In the current study, even though expert radiologists reported the mp-MRI, diagnostic accuracy remained modest overall, and almost a quarter of regions evaluated were classified as equivocal for clinically significant cancer. This is in accordance with other studies where up to 40% of the cases were reported as indeterminate (using either the PI-RADS or the Likert scoring) for the presence of cancer by the radiologist after reviewing mp-MRI dataset [23]. Approximately 40% of the cases classified as equivocal, contained significant cancer on TPM histology in the PZ, and 46% of these contained significant cancer on TPM histology in the TZ.

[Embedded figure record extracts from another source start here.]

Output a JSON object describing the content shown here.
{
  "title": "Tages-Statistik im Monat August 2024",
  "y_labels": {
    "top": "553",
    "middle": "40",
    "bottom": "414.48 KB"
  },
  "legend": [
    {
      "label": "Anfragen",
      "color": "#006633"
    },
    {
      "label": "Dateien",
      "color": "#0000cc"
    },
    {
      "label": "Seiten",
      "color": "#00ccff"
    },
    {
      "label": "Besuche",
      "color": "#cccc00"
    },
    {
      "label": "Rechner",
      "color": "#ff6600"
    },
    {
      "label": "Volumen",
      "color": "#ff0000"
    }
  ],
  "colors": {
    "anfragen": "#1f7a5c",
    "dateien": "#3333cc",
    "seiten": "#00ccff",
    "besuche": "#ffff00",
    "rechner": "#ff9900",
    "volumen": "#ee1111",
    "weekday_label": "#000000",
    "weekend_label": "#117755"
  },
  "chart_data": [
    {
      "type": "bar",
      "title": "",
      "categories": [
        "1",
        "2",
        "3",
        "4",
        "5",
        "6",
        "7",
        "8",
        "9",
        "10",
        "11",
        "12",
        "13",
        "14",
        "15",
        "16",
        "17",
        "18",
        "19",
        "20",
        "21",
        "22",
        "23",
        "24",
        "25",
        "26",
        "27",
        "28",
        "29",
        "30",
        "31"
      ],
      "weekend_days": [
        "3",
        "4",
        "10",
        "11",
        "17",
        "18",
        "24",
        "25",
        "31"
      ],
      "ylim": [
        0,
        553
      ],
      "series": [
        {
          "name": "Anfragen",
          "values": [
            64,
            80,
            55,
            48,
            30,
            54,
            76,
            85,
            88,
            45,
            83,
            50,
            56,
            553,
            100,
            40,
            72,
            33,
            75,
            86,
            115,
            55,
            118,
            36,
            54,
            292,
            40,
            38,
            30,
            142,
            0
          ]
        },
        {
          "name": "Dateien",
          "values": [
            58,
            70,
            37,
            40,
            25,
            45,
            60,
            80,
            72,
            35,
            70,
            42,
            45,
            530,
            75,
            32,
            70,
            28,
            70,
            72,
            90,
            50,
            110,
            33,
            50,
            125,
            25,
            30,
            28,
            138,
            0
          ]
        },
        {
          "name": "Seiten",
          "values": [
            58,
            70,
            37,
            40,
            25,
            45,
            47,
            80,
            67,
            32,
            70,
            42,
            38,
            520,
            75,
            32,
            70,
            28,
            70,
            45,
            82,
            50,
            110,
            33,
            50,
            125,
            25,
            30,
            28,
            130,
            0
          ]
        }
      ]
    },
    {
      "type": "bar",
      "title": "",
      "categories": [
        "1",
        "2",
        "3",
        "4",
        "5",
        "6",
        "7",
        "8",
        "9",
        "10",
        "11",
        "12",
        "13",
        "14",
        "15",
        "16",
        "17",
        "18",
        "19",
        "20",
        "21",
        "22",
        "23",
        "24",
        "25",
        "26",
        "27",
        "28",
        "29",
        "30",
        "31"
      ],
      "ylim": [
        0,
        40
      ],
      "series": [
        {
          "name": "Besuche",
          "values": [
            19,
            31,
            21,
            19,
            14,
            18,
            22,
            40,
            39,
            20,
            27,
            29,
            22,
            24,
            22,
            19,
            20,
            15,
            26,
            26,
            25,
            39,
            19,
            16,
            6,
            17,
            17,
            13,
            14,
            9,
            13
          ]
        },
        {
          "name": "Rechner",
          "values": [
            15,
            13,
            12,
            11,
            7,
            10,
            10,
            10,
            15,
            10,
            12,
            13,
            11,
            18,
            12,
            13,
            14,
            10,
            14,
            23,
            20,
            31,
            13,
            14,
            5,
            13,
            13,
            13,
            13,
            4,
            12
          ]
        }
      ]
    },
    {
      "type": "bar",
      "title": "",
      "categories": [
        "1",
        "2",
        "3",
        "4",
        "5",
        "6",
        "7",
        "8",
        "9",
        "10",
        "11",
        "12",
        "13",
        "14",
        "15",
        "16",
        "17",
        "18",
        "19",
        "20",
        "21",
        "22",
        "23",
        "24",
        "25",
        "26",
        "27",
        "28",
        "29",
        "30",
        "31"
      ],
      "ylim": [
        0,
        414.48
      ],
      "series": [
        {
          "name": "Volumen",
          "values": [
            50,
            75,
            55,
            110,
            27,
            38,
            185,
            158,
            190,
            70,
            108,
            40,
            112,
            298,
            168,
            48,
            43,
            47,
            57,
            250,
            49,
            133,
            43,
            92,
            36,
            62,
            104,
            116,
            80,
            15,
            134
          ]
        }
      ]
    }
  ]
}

We found similar ROC-AUCs for the radiologist consensus score and the derived mp-MRI diagnostic models. At first glance, this suggests that the models would not benefit experienced radiologists working in consensus. However, the ROC-AUC for radiologists’ evaluation does not reflect the uncertainty of equivocal scores. When the diagnostic models were evaluated on the radiologist A equivocal ROIs (51 in the PZ and 41 in the TZ), 86% of PZ model predicted cases and 64% of TZ model predicted cases were correctly identified. Similarly, when the diagnostic models were evaluated on the radiologist B equivocal ROIs, 92% of PZ model predicted cases and 62% of TZ model predicted cases were correctly identified. Following a sub-analysis on the cases scored as indeterminate by the radiologists the percentages of false positives predicted by the diagnostic models ranged from 2 to 10%. These results indicate that the zone-specific diagnostic models are trustworthy when classifying an indeterminate case as significant cancer and that the diagnostic model may indeed have the potential to aid even experienced radiologists.

Evidence is mounting for the use of mp-MRI to triage patients prior to performing a prostate biopsy. Negative mp-MRI is associated with about 1–2 in 20 risks of clinically significant disease [24], whereas positive mp-MRI is associated with about 3 in 10 risks of clinically insignificant disease [25, 26]. Equivocal mp-MRI scores would tend to be biopsied. A tool to assist radiologists to avoid an equivocal category and correctly identify those patients with a low risk of clinically significant tumour would be of considerable value. Using the clinically relevant probability threshold on the indeterminate cases, the examined zone-specific mp-MRI models had (i) sensitivity 90% in the PZ and 95% in the TZ for radiologist A and (ii) sensitivity 78% in the PZ and 91% in the TZ for radiologist B.

Our study has several limitations. We were reliant upon visual matching of the Barzell zone histology on TPM and ROIs on mp-MRI. Therefore, the results may be influenced by misregistration errors. Although no biopsy is free from sampling error [27], we used TPM to address as much of the systematic error inherent to TRUS biopsy as possible [13, 28]. TPM also enables sampling in the anterior gland. Radical prostatectomy specimens could not act as an alternative for this study, as they would suffer from a large amount of selection bias given that they exclude men with no cancer and represent a minority of all men diagnosed [29]. Moreover, they also present technical challenges of accounting for distortion and gland shrinkage during fixing and the tissue loss in preparing the whole mount which is not trivial [30]. The relative merits of each reference standard have been considered before, but we believe TPM to be preferable in this patient cohort as it includes patients negative for cancer but presenting an elevated PSA.

Conclusions

In summary, we have assessed the performance of zone-specific mp-MRI diagnostic models for classification of peripheral and transition zone signal, demonstrated their similar performance to an experienced radiologist consensus and highlighted their ability to classify equivocal areas.